When you get beyond a certain number of dice in skills nothing can challenge your characters. It is a great game until your dice pools get too big. FFG has a similar problem but they saw it an nipped it in the bud by not allowing more than 6 dice in a skill.

I don't want to turn this into a rpg versions war but... I have to reply! :)

My players have as few as 100 xp, and to most of them I cannot challenge them anymore on their expertise area. To give and example, there is a Slicer / Medic with Int 5, rank 3 in medicine and rank 3 in Computers (plus boost dice from equipment and aid from another PC). He heals all the critical injuries and slices all computers. I have to invent impossible situations to challenge him in those areas, it is fine from time to time to say this door is super secured, or this computer has an ultra safe firewall, but not on every situation. So we skip most of the rolls and I just say you succeed and we keep the game moving.

Anyway, the FFG game is fun but I find player characters extremely capable within no time, I have the memory it took longer time to reach this level in D6, but I have not played it for years so it may be just bad memory :P

One option is simply to allow them to run roughshod on those areas they specialize in, and whiff on others. That's totally their choice, and it's a valid one. What I would do is let them have those easy wins (they've invested a decent slug of experience to make sure they do, so it's important to let them feel that they bought something worth having), but also give them challenges outside their wheelhouse.

If the doctor wants to be House, fine.
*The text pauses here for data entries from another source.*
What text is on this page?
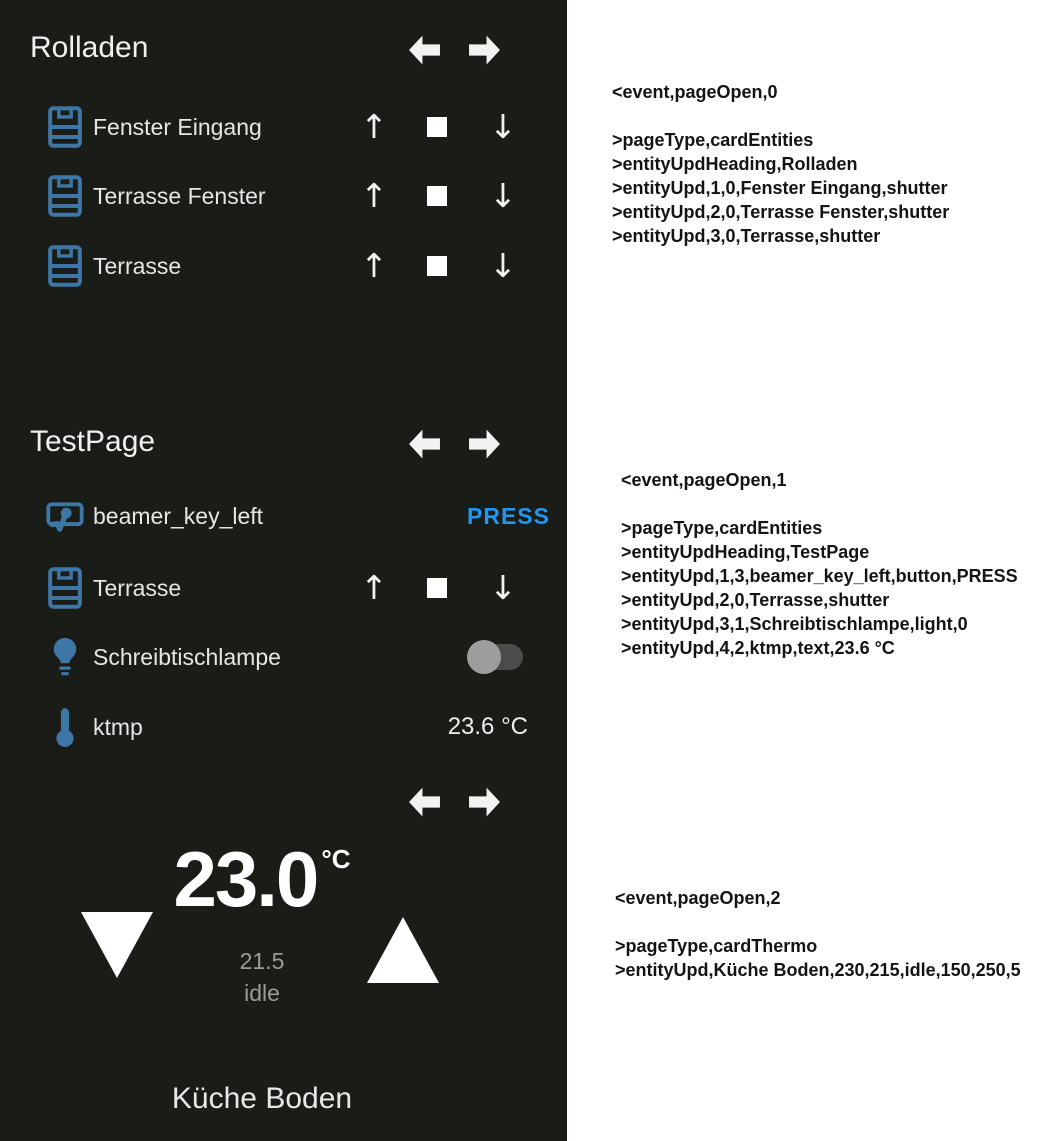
Rolladen
Fenster Eingang	↑	↓
Terrasse Fenster	↑	↓
Terrasse	↑	↓
TestPage
beamer_key_left	PRESS
Terrasse	↑	↓
Schreibtischlampe
ktmp	23.6 °C
23.0 °C
21.5
idle
Küche Boden
<event,pageOpen,0
>pageType,cardEntities
>entityUpdHeading,Rolladen
>entityUpd,1,0,Fenster Eingang,shutter
>entityUpd,2,0,Terrasse Fenster,shutter
>entityUpd,3,0,Terrasse,shutter
<event,pageOpen,1
>pageType,cardEntities
>entityUpdHeading,TestPage
>entityUpd,1,3,beamer_key_left,button,PRESS
>entityUpd,2,0,Terrasse,shutter
>entityUpd,3,1,Schreibtischlampe,light,0
>entityUpd,4,2,ktmp,text,23.6 °C
<event,pageOpen,2
>pageType,cardThermo
>entityUpd,Küche Boden,230,215,idle,150,250,5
What made House interesting was the fact that he managed to make ridiculously difficult Medicine checks (routinely with multiple Challenge dice added in from lying patients, red herring symptoms, etc.), but blew the really simple Charm checks, Discipline checks (to wean himself from pain pills), etc.

Yeah, WEG's system started getting a little wonky once the dice pools started going past 6 dice.

I actually think the system actually worked a bit further than that, except for force users. Generally you didn't need more than 5 dice for most tests, so what happened was you simply did more, which fits the fast moving nature of Star Wars. At 8 dice you could reliably shoot 4 guys in one turn (or 12 if you spent a force point). Solution: Throw 16 guys at them. They're stormtroopers, there are more when they came from.

Force users were just busted though... especially as they could essentially make themselves unkillable with the lightsaber combat power once they had about 5 dice in sense. Guess it was meant to kind of compensate with starting as **** at the beginning (having to gimp yourself to start with powers). That's one of the reasons I don't think they were not intending long campaigns, as it took so long for force users to actually able to do anything (and then become nuts hard at about 5/6 dice in the force skills). Even basic powers didn't become reliable until you had 2 dice (if you were doing nothing else at the same time), and the interesting ones usually required 3 or more before you even bothered to use them. The simple number of multiple action penalties that force users built up meant they could easily use 7 or 8 dice in their skills without becoming busted (lightsaber combat aside).

Melee was also wonky, as it was hideously damaging (my strength 4 character spends a force point when using a vibroaxe: 11 dice of damage here I come), but there wasn't any actual "stickiness" in combat, so enemies could just move away freely.

There are rails in this thread???

There are rails in this thread???

NOT ANYMORE COMRADE!

I took my rails and went home.

yes. 2 different paths to force sensitivity. Done on purpose to create different flavors of force sensitives.

I think you missed the point the OP, and then I, were making...

What that you don't like the fact that FFG was only dealing with force users who learned of the force later in their lives? Or that you like I though they were going to deal with the force only using universal trees? I though that was how they were going to do it. I was wrong. This way actually is better.